Newmont’s revenue missed estimates as gold prices surged
Newmont (NYSE: NEM) reported mixed financial results even as the price of gold approached its all-time high. In all, the company’s earnings per share of 40 cents was slightly better than estimates.
Newmont’s revenue came in at $2.6 billion, which missed the median estimates by about $21 million. The company mined 1.27 million ounces of gold during the quarter. It produced 288k gold equivalents of copper, silver, lead and zinc. It hopes that it will produce between 5.7 million and 6.3 million ounces of gold this year.
Newmont’s net income came in at $363 million in the first quarter. It ended the quarter with $2.7 billion in cash and $797 million in short-term deposits. Its total liquidity stands at over $6.5 billion. In a statement, the firm’s CEO said:
“During the first quarter, we delivered on our expected results, generated nearly $1.0 billion in adjusted EBITDA, and returned $318 million to shareholders through our industry-leading dividend framework.”
Newmont is benefiting from the rising gold prices. As we wrote here, the price of gold has jumped by over 23% from the lowest level in November last year. It now sits a few points below the all-time of $2,070.

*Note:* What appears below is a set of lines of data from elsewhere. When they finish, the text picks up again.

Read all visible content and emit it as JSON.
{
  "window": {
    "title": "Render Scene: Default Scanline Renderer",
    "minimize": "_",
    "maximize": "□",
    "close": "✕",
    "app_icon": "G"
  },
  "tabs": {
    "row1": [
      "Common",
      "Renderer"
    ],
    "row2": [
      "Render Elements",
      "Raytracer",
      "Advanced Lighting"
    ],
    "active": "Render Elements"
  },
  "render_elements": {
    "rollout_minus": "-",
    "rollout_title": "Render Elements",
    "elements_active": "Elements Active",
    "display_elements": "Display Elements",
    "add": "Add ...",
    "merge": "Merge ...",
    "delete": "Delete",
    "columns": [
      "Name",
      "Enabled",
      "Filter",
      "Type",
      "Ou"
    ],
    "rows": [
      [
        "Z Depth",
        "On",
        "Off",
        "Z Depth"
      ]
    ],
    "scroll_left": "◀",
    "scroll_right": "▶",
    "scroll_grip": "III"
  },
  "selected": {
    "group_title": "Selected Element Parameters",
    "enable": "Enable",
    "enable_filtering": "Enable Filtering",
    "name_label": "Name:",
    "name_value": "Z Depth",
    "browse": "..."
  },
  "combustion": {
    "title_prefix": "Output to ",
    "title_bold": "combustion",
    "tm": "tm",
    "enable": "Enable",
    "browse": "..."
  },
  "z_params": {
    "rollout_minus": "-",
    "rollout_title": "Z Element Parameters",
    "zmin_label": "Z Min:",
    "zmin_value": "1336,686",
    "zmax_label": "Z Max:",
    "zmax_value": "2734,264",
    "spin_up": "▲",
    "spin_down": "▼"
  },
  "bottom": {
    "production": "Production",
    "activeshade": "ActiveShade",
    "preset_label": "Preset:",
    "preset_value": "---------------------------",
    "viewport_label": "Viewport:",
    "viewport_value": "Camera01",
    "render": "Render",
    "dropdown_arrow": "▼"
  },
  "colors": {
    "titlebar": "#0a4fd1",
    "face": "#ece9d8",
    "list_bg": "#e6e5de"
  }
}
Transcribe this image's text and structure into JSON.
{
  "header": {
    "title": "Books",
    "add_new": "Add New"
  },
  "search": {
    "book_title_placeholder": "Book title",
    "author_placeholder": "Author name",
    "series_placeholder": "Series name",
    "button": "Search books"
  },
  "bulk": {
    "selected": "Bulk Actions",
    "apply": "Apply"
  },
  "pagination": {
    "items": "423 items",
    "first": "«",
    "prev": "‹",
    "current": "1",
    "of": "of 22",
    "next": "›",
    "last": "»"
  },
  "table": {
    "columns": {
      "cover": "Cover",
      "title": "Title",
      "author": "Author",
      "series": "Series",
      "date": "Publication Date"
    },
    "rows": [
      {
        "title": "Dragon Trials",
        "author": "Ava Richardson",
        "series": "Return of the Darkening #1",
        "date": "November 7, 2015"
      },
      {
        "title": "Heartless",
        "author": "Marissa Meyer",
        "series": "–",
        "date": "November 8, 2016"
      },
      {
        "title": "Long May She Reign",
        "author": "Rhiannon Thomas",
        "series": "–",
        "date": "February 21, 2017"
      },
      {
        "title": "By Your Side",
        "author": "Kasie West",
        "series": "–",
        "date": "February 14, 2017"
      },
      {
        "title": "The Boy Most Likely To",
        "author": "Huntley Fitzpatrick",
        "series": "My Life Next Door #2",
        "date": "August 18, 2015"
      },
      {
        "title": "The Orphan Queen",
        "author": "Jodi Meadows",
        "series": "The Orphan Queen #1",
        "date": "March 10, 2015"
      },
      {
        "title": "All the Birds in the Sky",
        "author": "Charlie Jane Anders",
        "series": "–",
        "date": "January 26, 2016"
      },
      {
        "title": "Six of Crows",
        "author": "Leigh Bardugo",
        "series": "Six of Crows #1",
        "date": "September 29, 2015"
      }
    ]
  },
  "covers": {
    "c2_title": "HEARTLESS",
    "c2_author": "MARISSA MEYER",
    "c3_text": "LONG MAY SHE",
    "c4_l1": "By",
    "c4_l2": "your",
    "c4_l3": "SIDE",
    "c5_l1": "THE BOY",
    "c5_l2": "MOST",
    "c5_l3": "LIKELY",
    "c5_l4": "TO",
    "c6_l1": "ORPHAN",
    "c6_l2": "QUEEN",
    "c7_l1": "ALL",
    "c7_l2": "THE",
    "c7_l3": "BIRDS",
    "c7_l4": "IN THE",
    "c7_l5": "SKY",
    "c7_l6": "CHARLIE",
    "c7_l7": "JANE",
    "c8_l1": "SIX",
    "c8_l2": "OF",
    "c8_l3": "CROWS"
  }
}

This strong performance has helped Newmont seek inorganic growth. Earlier this year, the company proposed acquiring Newcrest, an Australian company, in $19.65 billion. The combination, if it goes through, will solidify Newmont as the biggest mining company in the world. Newmont’s CEO said:
“This transaction would strengthen our position as the world’s leading gold company by joining two of the sector’s top senior gold producers and setting the new standard in safe, profitable, and responsible mining.”
Newmont stock price was unchanged in the premarket.